Thelma (Butterfly) McQueen was born in 1911. She'd been playing small, uncredited roles in films before Selznick signed her to play house slave Prissy in Gone With the Wind in 1939.

She hated the role of Prissy ("I thought she was horrid.") and the insulting roles that followed. Still, some of the films she lent her silly energy to are true classics like The Women, Duel in the Sun and Mildred Pierce.

Because it was held in a 'whites only' theater, McQueen could not even attend the Gone With The Wind premiere.

Malcolm X wrote in his autobiography about watching GWTW in the seventh grade: "I was the only Negro in the theater, and when Butterfly McQueen went into her act, I felt like crawling under the rug."

Forced to play a succession of maids in the movies, she issued a statement stating she would no longer accept such parts in 1947.

"I didn't mind playing a maid the first time, because I thought that was how you got into the business. But after I did the same thing over and over, I resented it. I didn't mind being funny, but I didn't like being stupid."

Despite her earlier pledge, Butterfly returned to play a maid on TV in Beulah from 1950-1952.

This led to other television roles; she appeared on Studio One in 1950 and a Hallmark Hall of Fame special in 1959 among others.

In the sixties, Butterfly continued to score supporting roles on TV and on Broadway, supporting herself between roles as a real-life maid, department store seamstress and other menial jobs.

Proving she was a good sport, she even appeared as a contestant on The Dating Game in 1969.

Butterfly McQueen sued Greyhound Buslines in 1980 when she was assaulted in a bus station by a guard who thought she was a pickpocket. Thrown roughly onto a bench, the 69 year-old actress had several of her ribs damaged.

After years of litigation, she was awarded $60,000 from Greyhound. She invested that money in real estate and lived frugally, traveling between New York in the summer and Augusta, Georgia in the winter.

Very active in her communities, most of her neighbors never knew she was a famous actress. She was known to them simply as "Thelma" or "Momma Mac."

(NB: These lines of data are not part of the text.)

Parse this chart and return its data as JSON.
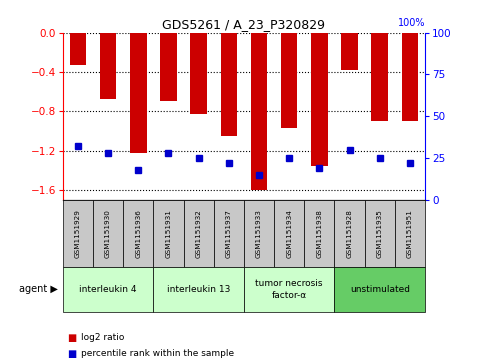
{
  "title": "GDS5261 / A_23_P320829",
  "samples": [
    "GSM1151929",
    "GSM1151930",
    "GSM1151936",
    "GSM1151931",
    "GSM1151932",
    "GSM1151937",
    "GSM1151933",
    "GSM1151934",
    "GSM1151938",
    "GSM1151928",
    "GSM1151935",
    "GSM1151951"
  ],
  "log2_ratio": [
    -0.33,
    -0.68,
    -1.22,
    -0.7,
    -0.83,
    -1.05,
    -1.6,
    -0.97,
    -1.36,
    -0.38,
    -0.9,
    -0.9
  ],
  "percentile": [
    32,
    28,
    18,
    28,
    25,
    22,
    15,
    25,
    19,
    30,
    25,
    22
  ],
  "groups": [
    {
      "label": "interleukin 4",
      "start": 0,
      "end": 3,
      "color": "#ccffcc"
    },
    {
      "label": "interleukin 13",
      "start": 3,
      "end": 6,
      "color": "#ccffcc"
    },
    {
      "label": "tumor necrosis\nfactor-α",
      "start": 6,
      "end": 9,
      "color": "#ccffcc"
    },
    {
      "label": "unstimulated",
      "start": 9,
      "end": 12,
      "color": "#66cc66"
    }
  ],
  "bar_color": "#cc0000",
  "dot_color": "#0000cc",
  "ylim_left": [
    -1.7,
    0.0
  ],
  "ylim_right": [
    0,
    100
  ],
  "yticks_left": [
    0,
    -0.4,
    -0.8,
    -1.2,
    -1.6
  ],
  "yticks_right": [
    0,
    25,
    50,
    75,
    100
  ],
  "sample_box_color": "#c8c8c8",
  "plot_bg_color": "#ffffff",
  "grid_color": "#000000"
}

In 1975 McQueen earned a degree in political science from New York's City College and she returned to acting, appearing in the Moms Mabley film Amazing Grace in 1974.

Unlike her costars, she wasn't relegated to servile roles in later years. She won an Emmy Award in 1980 for her role in an ABC Afterschool Special, The Seven Wishes of a Rich Kid.

She also made a guest appearance on Designing Women in the eighties.

After a small part in the movie The Mosquito Coast in 1986, her last role came on an episode of The Magical World of Disney in 1989, a TV-movie called Polly where she played the role of a fairy godmother, Miss Priss.

Butterfly McQueen was tragically killed from injuries suffered in a kerosene-heater accident at her Augusta home on Dec. 22, 1995. She ran from the house engulfed in flames, suffering massive second- and third-degree burns.

Butterfly McQueen was famously quoted as saying, "As my ancestors are free from slavery, I am free from the slavery of religion."